Posizione dell’Italia e riflessioni conclusive

La situazione dell’Italia su questo pilastro è un po’ particolare. Infatti, dal Dashboard generale risulta tra i Paesi che ha pienamente soddisfatto le azioni a carico dei Paesi Membri e in più:

  • rispetto agli aspetti legislativi (CAD, Decreto Crescita 2.0) è pienamente rispondente agli indirizzi europei;
  • il Sistema Pubblico di Connettività – Cooperazione Applicativa (SPC) è certamente uno degli esempi europei di Framework Nazionale di interoperabilità delle pubbliche amministrazioni, progettato sin dall’inizio in quest’ottica;
  • il software open source è pienamente sostenuto dall’attuale legislazione italiana (per ultima, la circolare dell’Agenzia per l’Italia Digitale sulla valutazione comparativa), fino ad essere considerato scelta preferenziale.

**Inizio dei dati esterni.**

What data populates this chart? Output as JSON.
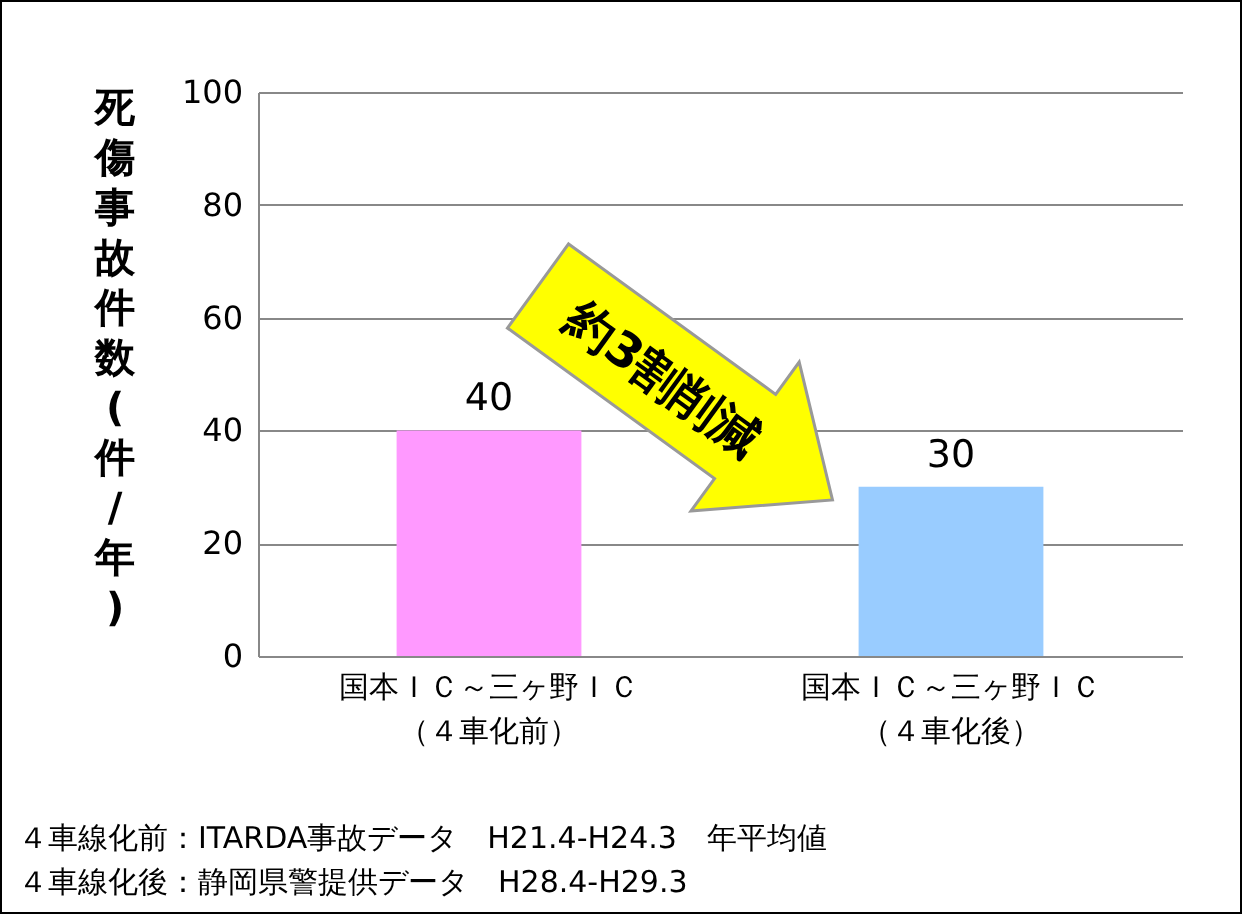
{
  "chart_data": {
    "type": "bar",
    "ylabel": "死傷事故件数(件/年)",
    "categories": [
      "国本ＩＣ～三ヶ野ＩＣ（４車化前）",
      "国本ＩＣ～三ヶ野ＩＣ（４車化後）"
    ],
    "values": [
      40,
      30
    ],
    "colors": [
      "#ff99ff",
      "#99ccff"
    ],
    "ylim": [
      0,
      100
    ],
    "yticks": [
      0,
      20,
      40,
      60,
      80,
      100
    ],
    "grid": "y",
    "data_labels": true,
    "annotations": [
      "約3割削減",
      "４車線化前：ITARDA事故データ　H21.4-H24.3　年平均値",
      "４車線化後：静岡県警提供データ　H28.4-H29.3"
    ]
  }
}
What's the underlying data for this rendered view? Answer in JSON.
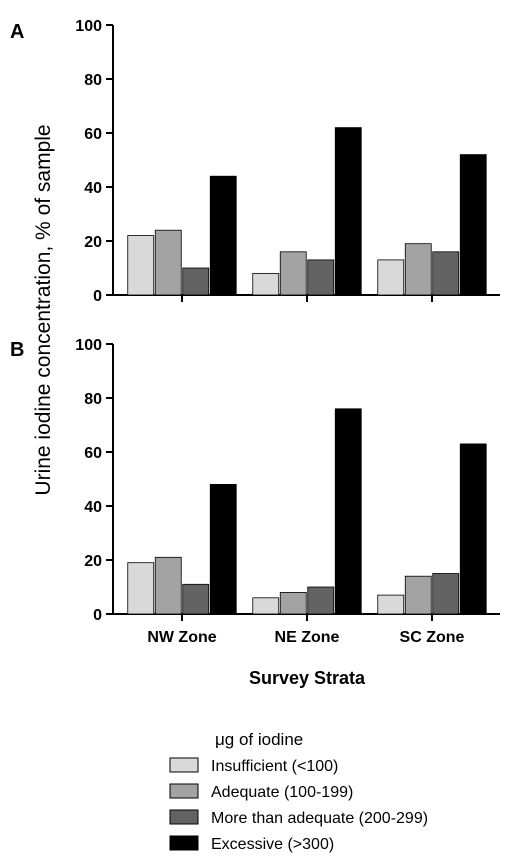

D’altro canto, diverse aree meritano attenzione e interventi:

  • il CAD non è ancora attuato in tutte le sue parti (sia per la mancanza di decreti attuativi, sia per la mancanza di sanzioni sull’attuazione);
  • il SPC è in corso di implementazione, soprattutto per la parte legata alle amministrazioni periferiche e l’interoperabilità è ancora in gran parte un obiettivo da raggiungere;
  • le amministrazioni locali sono molto arretrate rispetto all’infrastruttura complessiva, tanto che il rapporto Assinform 2013 sull’ICT nelle PA riscontrava in quest’area “uno scarso grado di interoperabilità tra i sistemi degli enti della PAL, che rilevano ancora un basso grado di adesione al Servizio Pubblico di Connettività, e tra questi e quelli della PAC; un’elevata frammentazione dei sistemi informativi all’interno delle stesse amministrazioni regionali e centrali, dove permane una logica basata su silos non integrati tra di loro e conseguenti inefficienze e sprechi di risorse.”
  • l’utilizzo del software open source è ancora a macchia di leopardo (e l’osservatorio CNIPA citato nel rapporto italiano come punto di forza non è più attivo). Nella PA centrale, sempre in base al rapporto Assinform 2013, si è incrementato “all’interno degli Enti, nell’ottica di razionalizzazione dei costi, con una diffusione maggiore in ambito infrastrutturale e middleware (Sistemi Operativi Server e di Rete). Più limitato il ricorso dell’Open Source nelle aree della Posta elettronica, dell’Office Automation, dei Database e delle soluzioni di Security.” Con percentuali molto basse soprattutto in ambito di enti locali proprio sull’Office Automation (30% secondo i dati Netics) dove il vantaggio economico potrebbe essere più alto e il rischio molto ridotto (vedi ad esempio il recente studio su una media città dei Paesi Bassi dove il risparmio sul fronte Office Automation con uso di software Open Source si aggira sul 92%). Inoltre, la diffusione del software Open Source sembra soprattutto dipendente dalla spinta dei tecnici (“i politici facessero la loro parte non lasciando solo ai tecnici decisioni in tal senso” ribadisce Flavia Marzano, esperta di Open Source).

Lo stato di avanzamento dell’Agenda Digitale Europea sul tema dell’interoperabilità riflette questo approccio, con una focalizzazione prioritaria sul livello normativo e un’attenzione più blanda sugli aspetti di implementazione e di monitoraggio delle misure definite. Da qui deriva un quadro che via via si compone a livello legislativo e si sfuma, fino a perderne i contorni, sul lato attuativo. Fino a chiedersi qual è l’obiettivo concreto europeo che ci si propone di raggiungere sull’interoperabilità dei servizi delle amministrazioni pubbliche (in termini ad esempio di diffusione, di qualità), come si pensa di misurarlo, monitorarlo. E non trovare risposta.